Now here’s how I used to understand this passage. I would hear it and think it was saying: “if you are born of God, i.e. if you are a Christian, then you better not go on sinning, because you belong to God now, He wouldn’t like it very much, and it would mean that He would have to ‘un-born’ you.” Basically, a return to the law rather than to grace; you can’t go on sinning because Christians aren’t allowed to sin anymore.
But of course, that’s not at all what the passage is saying. Instead, the crucial point of the verse is “God’s seed abides in him, and he cannot keep sinning because he has been born of God.” From what I can tell, given the way the passage is written, and given that the word “cannot” there could be in the “passive tense” in the Greek (though I don’t know enough to know for sure), it seems to me that the idea is that the passage might be understood this way: “God’s seed lives in Him, and thus he is prevented by it from continuing to sin, by being born of God.”
Thus, the idea would be that being born of God, by coming into that family fellowship with Him in Christ, something is put in your heart which works against the sinful nature, which overturns it and keeps it from doing what it would want to do. We are “prevented” from continuing to sin, there is some force at work in us which makes us act in faith and love instead.
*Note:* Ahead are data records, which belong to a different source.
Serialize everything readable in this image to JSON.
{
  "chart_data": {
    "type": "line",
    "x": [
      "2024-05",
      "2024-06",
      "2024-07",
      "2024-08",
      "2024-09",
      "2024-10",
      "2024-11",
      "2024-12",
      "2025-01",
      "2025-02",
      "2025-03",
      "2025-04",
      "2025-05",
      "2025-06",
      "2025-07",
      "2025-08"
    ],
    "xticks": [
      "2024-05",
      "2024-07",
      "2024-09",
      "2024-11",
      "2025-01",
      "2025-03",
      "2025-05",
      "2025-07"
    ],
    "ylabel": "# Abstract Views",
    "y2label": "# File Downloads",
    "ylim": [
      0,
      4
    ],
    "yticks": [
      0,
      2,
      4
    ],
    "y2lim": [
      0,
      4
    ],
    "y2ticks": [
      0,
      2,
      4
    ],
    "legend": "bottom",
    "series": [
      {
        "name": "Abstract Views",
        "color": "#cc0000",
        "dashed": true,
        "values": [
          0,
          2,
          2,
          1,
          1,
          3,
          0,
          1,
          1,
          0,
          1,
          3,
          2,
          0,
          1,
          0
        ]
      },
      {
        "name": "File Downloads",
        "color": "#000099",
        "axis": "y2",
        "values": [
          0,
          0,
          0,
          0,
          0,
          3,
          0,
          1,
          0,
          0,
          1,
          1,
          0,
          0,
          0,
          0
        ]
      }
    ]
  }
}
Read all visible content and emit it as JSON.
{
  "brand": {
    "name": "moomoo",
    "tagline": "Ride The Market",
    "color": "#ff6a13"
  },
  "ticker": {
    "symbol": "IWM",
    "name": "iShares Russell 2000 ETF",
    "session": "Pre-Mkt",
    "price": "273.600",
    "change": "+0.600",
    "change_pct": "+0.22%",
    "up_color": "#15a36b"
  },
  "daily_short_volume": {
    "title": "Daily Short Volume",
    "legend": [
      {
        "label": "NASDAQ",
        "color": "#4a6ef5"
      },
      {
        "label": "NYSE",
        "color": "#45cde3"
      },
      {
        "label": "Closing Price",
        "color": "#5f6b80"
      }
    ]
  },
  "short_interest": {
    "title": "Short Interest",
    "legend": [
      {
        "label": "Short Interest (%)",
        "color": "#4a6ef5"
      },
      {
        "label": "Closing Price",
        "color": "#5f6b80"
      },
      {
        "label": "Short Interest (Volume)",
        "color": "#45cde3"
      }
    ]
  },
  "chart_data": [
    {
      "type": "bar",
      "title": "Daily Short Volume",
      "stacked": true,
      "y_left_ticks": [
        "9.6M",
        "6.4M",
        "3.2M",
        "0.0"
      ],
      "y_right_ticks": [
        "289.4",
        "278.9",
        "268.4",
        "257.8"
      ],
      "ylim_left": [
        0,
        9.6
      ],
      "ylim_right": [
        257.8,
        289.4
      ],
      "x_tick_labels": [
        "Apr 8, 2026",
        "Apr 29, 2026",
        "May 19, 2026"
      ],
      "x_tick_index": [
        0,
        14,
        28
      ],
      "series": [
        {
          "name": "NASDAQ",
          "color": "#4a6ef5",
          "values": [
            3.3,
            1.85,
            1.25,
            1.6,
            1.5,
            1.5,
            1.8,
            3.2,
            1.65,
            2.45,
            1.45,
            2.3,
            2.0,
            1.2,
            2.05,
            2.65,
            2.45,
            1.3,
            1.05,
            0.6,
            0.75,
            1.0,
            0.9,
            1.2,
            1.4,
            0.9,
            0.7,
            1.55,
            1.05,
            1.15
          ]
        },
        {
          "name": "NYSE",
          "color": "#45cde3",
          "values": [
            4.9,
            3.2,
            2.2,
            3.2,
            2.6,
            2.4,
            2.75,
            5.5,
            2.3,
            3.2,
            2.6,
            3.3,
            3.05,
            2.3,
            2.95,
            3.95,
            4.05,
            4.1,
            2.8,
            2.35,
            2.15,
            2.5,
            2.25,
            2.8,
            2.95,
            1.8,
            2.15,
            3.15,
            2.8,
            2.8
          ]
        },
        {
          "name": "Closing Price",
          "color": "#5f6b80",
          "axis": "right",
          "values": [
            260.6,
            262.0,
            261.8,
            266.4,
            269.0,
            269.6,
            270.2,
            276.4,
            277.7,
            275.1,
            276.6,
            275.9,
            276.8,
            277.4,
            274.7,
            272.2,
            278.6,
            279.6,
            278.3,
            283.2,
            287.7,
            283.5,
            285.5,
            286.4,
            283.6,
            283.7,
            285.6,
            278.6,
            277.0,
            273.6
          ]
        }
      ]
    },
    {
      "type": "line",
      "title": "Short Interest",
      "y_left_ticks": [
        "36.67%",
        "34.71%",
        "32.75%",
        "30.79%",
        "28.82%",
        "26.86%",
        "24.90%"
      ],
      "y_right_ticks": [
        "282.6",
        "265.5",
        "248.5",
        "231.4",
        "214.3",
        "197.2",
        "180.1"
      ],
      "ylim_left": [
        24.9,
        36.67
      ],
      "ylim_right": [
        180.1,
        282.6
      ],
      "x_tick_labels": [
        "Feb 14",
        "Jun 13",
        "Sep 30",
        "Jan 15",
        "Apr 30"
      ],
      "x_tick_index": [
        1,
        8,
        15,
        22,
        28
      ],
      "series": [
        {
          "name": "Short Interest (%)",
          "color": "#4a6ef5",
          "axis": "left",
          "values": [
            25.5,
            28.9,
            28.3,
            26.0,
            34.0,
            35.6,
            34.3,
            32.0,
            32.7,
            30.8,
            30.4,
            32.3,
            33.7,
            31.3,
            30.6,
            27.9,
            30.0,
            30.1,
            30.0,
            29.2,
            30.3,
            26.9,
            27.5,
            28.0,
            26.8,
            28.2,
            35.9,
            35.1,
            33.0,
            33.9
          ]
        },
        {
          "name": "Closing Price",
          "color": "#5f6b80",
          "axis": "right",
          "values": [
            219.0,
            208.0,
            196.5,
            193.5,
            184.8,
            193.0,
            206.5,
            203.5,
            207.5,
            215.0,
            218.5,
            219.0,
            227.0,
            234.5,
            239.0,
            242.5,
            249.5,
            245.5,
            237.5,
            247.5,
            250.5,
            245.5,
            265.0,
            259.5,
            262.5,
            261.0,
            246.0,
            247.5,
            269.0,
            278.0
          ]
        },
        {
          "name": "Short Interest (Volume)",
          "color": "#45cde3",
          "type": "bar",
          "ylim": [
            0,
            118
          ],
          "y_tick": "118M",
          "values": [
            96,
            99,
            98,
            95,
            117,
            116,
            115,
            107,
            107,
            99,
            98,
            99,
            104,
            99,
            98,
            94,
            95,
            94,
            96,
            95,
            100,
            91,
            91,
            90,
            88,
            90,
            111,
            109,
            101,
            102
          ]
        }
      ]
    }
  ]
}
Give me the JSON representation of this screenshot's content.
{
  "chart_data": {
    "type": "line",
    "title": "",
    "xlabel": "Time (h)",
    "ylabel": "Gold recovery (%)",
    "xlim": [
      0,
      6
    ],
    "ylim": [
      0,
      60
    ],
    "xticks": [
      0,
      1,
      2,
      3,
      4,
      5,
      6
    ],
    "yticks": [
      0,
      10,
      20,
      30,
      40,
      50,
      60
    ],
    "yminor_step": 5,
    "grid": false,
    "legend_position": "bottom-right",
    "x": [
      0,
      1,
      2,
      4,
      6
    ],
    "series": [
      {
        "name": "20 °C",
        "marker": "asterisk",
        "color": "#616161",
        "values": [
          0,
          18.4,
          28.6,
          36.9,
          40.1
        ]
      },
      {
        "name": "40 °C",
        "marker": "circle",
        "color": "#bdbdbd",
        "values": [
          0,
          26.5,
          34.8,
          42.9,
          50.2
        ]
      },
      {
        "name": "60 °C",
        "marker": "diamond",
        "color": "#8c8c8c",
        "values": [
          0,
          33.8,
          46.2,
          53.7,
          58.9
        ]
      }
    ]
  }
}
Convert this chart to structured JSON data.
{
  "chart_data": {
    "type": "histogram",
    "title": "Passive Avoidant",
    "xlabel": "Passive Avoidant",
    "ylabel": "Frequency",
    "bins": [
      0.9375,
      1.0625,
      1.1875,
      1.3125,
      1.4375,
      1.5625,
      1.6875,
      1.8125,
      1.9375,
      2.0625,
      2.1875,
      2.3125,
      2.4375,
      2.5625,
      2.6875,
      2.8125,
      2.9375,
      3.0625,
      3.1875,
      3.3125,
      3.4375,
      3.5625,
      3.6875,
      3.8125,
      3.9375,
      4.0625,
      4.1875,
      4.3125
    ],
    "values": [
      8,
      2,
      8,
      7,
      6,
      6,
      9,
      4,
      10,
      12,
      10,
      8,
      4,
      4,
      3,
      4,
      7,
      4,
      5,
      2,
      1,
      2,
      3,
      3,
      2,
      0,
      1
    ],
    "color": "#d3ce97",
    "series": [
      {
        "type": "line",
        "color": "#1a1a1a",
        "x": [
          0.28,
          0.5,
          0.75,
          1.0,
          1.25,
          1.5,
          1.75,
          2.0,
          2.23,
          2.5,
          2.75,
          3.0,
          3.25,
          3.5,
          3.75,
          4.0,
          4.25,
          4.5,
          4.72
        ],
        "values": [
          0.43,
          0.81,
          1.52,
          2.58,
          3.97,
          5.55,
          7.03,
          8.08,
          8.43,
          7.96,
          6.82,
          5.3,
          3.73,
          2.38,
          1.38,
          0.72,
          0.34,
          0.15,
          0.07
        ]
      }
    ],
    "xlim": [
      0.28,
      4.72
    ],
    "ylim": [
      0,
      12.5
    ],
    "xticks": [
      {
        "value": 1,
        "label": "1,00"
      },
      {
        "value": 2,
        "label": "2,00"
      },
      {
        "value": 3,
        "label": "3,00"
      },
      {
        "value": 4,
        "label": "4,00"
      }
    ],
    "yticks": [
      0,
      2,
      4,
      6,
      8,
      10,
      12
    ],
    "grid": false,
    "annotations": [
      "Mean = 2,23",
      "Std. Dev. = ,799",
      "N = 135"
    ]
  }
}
Not that we don’t still screw  up, make mistakes, mess things over in major ways, and so on, it is a matter of practice after all; but we are no longer only sinners, slaves to our sinful nature, we are freed from it and no longer “defined by it.”
Thus John concludes this section by saying:
10By this it is evident who are the children of God, and who are the children of the devil: whoever does not practice righteousness is not of God,(W) nor is the one who(X) does not love his brother.
Does this qualify us to judge others and their eternal state? No, we are told repeatedly not to do so at other places in the New Testament: judge the teaching, or the act, but not the person. Rather, it’s merely a statement of facts; there will be a “family resemblance;” if you are born of God you will practice faith and love- righteousness; it will cause you to do so. Thanks be to God that He gives us such great gifts.